Yang Hilang setelah Timothy Tiada

Juli Prasetya

2 min read

Kasus tewasnya Timothy Anugerah, Mahasiswa Semester akhir Universitas Udayana menjadi gambaran kelam dan gelap dunia pendidikan di Indonesia. Universitas atau kampus yang seharusnya menjadi kawah candradimuka bagi para mahasiswanya dan seluruh civitasnya ternyata hanya menghasilan cecunguk-cecunguk pecundang dan tukang bully yang menjadi salah satu penyebab Timothy nekat mengakhiri hidupnya, dengan terjun dari lantai 4 kampus tercintanya.

Saya tidak mengenal Timothy secara pribadi, tapi dari apa yang saya saksikan di media sosial, bagaimana ia bernyanyi, dari ekspresi wajahnya, dan dari target hidupnya yang konon ia tulis ketika tengah berproses menuntut ilmu, itu menunjukkan sebuah tekad dan keinginan untuk menjadi manusia yang lebih baik. Orang ini memiliki hati yang tulus dan penuh kebaikan. Namun tentu saja dunia yang semakin lama makin brengsek ini juga melahirkan orang-orang brengsek yang menjadi pembully dan tukang rundung Timothy.

Mulut comberan, ringan tangan dalam mengetik hal-hal yang begitu keji, nirempati, dan tidak memiliki rasa bersalah sama sekali. Saya yakin ketika mereka menulis makian-makian dan narasi nirempati ketika tubuh Timothy tergeletak tak bernyawa, mereka menuliskannya dalam kesadaran penuh, tanpa perasaan bersalah.
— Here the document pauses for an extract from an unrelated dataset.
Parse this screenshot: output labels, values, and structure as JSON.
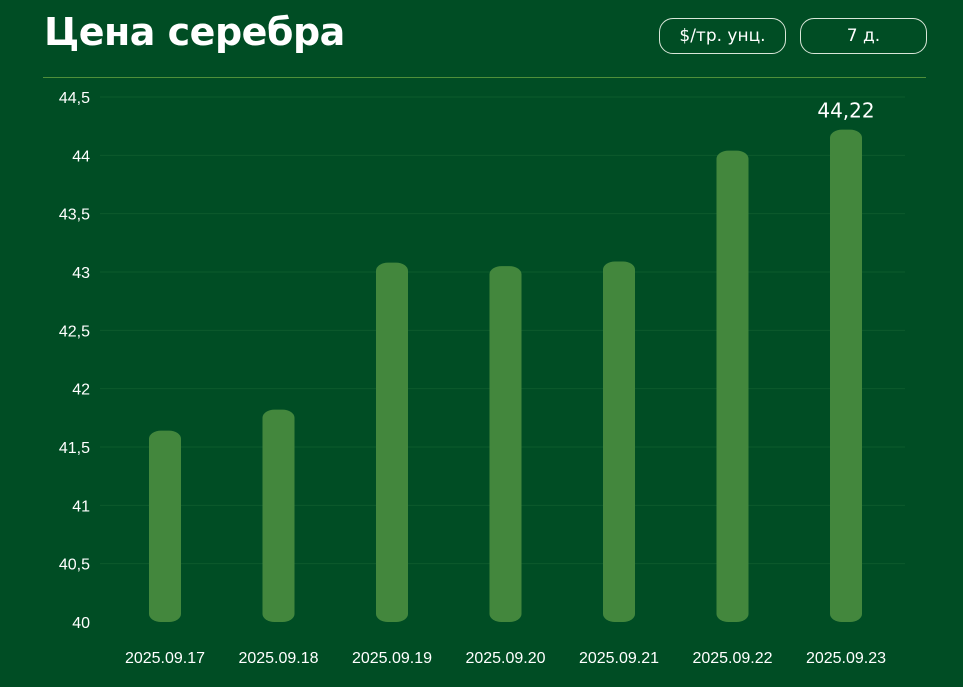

Memang para pembully ini bisa meminta maaf di depan umum ketika chat keji mereka disebarluaskan di medsos, dan mereka menjadi bahan cemoohan dan makian netizen. Di titik inilah mereka baru merasakan apa itu ketakutan, apa itu rasa bersalah, dan apa itu penyesalan. Lalu memang begitulah sebuah penyesalan. Ia selalu datang terlambat.

Baca juga:

Penyesalan itu datang ketika nyawa Timothy sudah lepas dari raganya, penyesalan dan rasa bersalah itu baru datang ketika cita-cita Timothy sudah benar-benar pupus dan hanya tinggal tulisan saja. Mereka baru beramai-ramai meminta maaf dan menyesali perbuatan tolol dan biadabnya.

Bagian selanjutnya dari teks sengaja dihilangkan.